There are about seven million non-Germans in Germany today, comprising 9 per cent of the total population, with the two-million- strong Turkish community by far the largest group. By and large, there is little more than superficial contact between Germans and their immigrant neighbours, and large Turkish- and Arab-speaking ghettos are a feature of every German city.

Another feature of German cities is schools where 40 per cent of students are non-German, rising to 80 and even 100 per cent in some Berlin neighbourhoods.

Large numbers of these children are doomed to the lowest rung of the three-tier secondary school system, where university education is impossible, and even a job is unlikely. One in five children of immigrant families depart school without a leaving certificate, only one-quarter complete an apprenticeship, and unemployment among young people from immigrant families is running at over 20 per cent, twice the national average.

The frustration of disillusioned immigrant youth - and the growing attraction of young Muslims to Islamic extremism - has led to greater demands across Europe for immigrants to integrate and accept secular western society.

But no country feels more uncomfortable making demands on foreigners than Germany, tainted by its Nazi past.

For German conservatives, the immigrants who began arriving 40 years ago were "guest workers" who would one day leave. However, left-wingers were attracted to the multicultural idea of "tolerance of difference".

Right-wingers see the Rütli school as the bitter harvest of the anti-authoritarian, multicultural seeds sown by the 1968 student revolutionaries. The left has hit back, saying that today's immigrant tower blocks with eastward-pointing satellite dishes bolted to their balconies are the product of the 16-year Kohl era that ignored the reality of immigration. It was the Schröder government that abolished citizenship laws based on ethnic origin.
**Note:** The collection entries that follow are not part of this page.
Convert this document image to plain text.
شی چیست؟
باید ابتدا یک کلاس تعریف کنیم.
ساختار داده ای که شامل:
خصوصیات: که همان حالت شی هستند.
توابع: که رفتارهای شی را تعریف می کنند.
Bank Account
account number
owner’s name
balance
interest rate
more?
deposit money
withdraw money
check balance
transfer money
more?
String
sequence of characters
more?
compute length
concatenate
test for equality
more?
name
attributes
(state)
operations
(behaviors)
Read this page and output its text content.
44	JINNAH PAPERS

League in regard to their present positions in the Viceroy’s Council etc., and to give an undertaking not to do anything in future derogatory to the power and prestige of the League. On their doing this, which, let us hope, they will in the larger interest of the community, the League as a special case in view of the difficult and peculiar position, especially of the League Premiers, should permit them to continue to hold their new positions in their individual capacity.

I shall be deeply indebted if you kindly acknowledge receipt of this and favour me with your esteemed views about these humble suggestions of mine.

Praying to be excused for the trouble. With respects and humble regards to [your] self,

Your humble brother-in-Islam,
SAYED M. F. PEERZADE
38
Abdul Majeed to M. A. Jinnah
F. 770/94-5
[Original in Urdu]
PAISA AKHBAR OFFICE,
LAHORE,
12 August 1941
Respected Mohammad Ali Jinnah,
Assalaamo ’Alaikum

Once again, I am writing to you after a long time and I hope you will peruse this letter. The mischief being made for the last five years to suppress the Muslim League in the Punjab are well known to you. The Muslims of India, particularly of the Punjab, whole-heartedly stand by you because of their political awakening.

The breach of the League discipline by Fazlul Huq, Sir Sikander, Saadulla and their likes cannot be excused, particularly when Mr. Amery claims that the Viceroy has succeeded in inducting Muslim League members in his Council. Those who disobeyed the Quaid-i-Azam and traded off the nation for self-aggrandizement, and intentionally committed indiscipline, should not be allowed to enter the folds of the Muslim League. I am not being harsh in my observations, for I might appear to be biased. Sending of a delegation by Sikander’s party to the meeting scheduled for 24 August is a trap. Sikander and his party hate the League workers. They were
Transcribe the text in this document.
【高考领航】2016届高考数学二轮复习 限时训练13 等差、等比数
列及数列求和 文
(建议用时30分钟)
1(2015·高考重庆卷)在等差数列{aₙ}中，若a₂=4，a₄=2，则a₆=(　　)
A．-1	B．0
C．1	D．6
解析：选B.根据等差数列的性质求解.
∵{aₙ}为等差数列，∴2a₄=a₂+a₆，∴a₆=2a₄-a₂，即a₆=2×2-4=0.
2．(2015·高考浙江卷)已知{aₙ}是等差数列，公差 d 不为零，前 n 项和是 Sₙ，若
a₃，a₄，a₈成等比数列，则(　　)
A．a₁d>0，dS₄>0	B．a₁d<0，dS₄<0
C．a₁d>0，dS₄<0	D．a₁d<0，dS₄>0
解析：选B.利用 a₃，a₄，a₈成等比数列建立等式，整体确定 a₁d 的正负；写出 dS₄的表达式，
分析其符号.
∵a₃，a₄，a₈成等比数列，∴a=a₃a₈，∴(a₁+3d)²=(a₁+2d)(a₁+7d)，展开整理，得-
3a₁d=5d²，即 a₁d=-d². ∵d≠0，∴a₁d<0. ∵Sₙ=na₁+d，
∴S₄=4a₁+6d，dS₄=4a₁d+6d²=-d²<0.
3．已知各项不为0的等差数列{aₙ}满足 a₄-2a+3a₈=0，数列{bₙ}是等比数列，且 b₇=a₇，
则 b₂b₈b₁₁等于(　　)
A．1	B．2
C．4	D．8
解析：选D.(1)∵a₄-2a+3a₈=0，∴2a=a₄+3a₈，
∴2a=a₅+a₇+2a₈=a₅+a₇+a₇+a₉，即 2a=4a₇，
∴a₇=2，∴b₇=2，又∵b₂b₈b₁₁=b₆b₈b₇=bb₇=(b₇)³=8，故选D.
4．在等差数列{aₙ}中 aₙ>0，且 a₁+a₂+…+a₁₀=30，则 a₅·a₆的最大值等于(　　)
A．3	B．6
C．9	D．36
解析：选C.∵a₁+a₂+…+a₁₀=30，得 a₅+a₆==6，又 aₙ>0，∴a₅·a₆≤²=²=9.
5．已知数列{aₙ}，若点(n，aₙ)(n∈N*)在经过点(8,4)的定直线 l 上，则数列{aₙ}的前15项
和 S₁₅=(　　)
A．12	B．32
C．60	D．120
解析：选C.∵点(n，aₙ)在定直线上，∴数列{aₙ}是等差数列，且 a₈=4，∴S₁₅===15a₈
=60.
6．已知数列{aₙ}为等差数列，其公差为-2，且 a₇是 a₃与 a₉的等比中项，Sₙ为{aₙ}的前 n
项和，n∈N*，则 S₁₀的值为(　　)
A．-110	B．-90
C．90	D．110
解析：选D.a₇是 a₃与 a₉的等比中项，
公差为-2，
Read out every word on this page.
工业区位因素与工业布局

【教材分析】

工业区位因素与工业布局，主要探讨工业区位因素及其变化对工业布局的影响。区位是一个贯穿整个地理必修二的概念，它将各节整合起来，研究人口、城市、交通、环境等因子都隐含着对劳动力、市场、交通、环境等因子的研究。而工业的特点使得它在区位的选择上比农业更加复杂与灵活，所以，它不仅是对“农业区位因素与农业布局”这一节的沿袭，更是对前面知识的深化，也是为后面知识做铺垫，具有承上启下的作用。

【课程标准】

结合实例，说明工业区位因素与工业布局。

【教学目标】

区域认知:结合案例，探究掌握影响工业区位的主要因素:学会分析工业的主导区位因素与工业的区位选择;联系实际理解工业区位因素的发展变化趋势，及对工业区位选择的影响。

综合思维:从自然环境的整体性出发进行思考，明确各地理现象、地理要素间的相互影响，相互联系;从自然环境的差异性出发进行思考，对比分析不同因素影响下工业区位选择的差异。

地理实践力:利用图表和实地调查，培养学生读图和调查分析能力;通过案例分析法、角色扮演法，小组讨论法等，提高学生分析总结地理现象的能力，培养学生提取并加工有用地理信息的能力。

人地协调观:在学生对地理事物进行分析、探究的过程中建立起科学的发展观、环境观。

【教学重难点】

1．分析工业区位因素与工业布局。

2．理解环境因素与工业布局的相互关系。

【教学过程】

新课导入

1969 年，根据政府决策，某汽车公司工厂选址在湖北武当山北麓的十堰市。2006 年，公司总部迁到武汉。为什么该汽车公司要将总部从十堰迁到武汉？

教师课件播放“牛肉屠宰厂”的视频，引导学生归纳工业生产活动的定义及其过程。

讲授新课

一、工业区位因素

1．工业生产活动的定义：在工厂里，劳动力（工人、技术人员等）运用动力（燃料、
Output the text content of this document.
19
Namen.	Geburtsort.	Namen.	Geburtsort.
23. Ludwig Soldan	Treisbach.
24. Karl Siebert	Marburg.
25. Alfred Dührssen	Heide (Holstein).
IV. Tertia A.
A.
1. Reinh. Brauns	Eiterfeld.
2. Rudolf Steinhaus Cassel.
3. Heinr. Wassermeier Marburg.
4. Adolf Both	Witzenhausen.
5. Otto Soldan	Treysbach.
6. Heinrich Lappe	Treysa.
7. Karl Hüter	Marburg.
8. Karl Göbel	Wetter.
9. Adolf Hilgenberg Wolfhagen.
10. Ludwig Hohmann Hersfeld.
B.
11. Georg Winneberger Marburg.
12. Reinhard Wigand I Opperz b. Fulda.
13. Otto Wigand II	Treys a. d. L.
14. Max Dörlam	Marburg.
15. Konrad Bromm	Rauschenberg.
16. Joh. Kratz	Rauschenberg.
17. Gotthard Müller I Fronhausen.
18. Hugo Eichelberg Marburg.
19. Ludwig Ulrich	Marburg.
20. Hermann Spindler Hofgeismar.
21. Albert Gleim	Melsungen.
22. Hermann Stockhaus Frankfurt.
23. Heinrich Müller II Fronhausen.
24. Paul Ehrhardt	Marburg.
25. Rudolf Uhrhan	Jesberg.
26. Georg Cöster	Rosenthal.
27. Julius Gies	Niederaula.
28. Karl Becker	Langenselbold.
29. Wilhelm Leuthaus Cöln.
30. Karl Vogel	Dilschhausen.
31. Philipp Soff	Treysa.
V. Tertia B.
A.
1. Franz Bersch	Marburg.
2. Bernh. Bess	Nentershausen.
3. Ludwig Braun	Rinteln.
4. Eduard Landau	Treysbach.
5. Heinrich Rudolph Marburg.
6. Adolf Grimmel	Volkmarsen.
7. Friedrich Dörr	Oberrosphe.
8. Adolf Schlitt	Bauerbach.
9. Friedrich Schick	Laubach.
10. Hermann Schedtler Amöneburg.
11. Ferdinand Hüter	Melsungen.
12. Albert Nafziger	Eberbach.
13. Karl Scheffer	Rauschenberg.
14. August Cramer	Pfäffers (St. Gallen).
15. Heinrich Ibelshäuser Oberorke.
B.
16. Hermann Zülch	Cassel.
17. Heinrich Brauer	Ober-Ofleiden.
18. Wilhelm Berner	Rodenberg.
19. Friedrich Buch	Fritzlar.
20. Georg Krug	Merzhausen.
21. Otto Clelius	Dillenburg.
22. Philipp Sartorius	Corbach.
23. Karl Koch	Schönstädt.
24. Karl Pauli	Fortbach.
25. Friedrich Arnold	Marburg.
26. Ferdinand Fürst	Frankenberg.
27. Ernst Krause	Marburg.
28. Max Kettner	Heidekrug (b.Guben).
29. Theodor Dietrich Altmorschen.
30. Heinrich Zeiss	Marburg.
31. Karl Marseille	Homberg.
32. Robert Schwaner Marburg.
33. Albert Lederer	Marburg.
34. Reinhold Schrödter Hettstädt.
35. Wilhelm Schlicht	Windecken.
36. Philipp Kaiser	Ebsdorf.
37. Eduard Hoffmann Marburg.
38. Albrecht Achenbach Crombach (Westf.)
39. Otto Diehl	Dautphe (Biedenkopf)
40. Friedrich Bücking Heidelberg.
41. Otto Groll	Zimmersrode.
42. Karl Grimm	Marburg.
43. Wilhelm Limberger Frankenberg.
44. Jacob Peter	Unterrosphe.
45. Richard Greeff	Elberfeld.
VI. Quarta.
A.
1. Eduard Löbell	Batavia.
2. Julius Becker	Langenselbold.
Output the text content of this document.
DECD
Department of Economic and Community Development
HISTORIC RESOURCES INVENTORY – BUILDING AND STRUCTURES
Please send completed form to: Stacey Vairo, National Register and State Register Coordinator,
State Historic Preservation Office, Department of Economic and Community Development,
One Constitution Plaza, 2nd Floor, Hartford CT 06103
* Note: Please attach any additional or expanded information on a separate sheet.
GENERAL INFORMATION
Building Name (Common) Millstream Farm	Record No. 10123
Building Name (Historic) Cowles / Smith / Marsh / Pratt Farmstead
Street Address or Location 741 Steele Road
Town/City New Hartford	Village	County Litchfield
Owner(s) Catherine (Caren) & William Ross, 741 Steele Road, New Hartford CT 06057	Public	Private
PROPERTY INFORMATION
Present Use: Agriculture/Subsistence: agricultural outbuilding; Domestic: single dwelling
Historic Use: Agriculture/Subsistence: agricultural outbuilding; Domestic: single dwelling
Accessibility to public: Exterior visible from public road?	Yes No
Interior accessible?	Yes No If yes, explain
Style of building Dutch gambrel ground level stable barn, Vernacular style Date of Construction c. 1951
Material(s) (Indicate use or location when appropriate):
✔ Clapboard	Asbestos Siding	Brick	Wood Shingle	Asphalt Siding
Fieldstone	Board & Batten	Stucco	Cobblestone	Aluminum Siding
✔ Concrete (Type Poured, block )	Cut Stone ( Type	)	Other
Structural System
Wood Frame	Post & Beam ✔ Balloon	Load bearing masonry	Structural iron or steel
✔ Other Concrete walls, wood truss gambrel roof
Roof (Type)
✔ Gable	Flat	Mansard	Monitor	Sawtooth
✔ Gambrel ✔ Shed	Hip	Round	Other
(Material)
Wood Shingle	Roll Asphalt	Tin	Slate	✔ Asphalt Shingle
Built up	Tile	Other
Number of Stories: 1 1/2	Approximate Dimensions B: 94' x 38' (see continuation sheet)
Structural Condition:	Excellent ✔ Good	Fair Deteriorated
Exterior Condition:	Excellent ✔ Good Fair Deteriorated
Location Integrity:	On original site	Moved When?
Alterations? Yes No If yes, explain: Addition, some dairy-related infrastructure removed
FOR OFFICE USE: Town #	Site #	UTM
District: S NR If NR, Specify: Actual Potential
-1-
That conservative denial continues today, say left-wingers, in CDU's calls to deport criminal "foreigners" who were born and raised in Germany. With the Greens now in opposition and the CDU in power in Berlin, there is a wind of change. CDU-ruled federal states are drafting tests on German history and culture for citizenship applicants.

In Baden-Württemburg, officials can decline a citizenship application if there is concern about the applicant's tolerance of women, homosexuals or secular values.

Neighbouring Bavaria will soon implement a law to keep children from immigrant families out of the school system until they can speak German.

Chancellor Angela Merkel has called an "integration summit" to try and end the ideological cat-fight caused by the Rütli school. Praised for her problem-solving skills, she will need them to make clear that Germany's immigrant integration problem is as much the product of intolerant right-wing denial as its complementary cousin, patronising left-wing multiculturalism.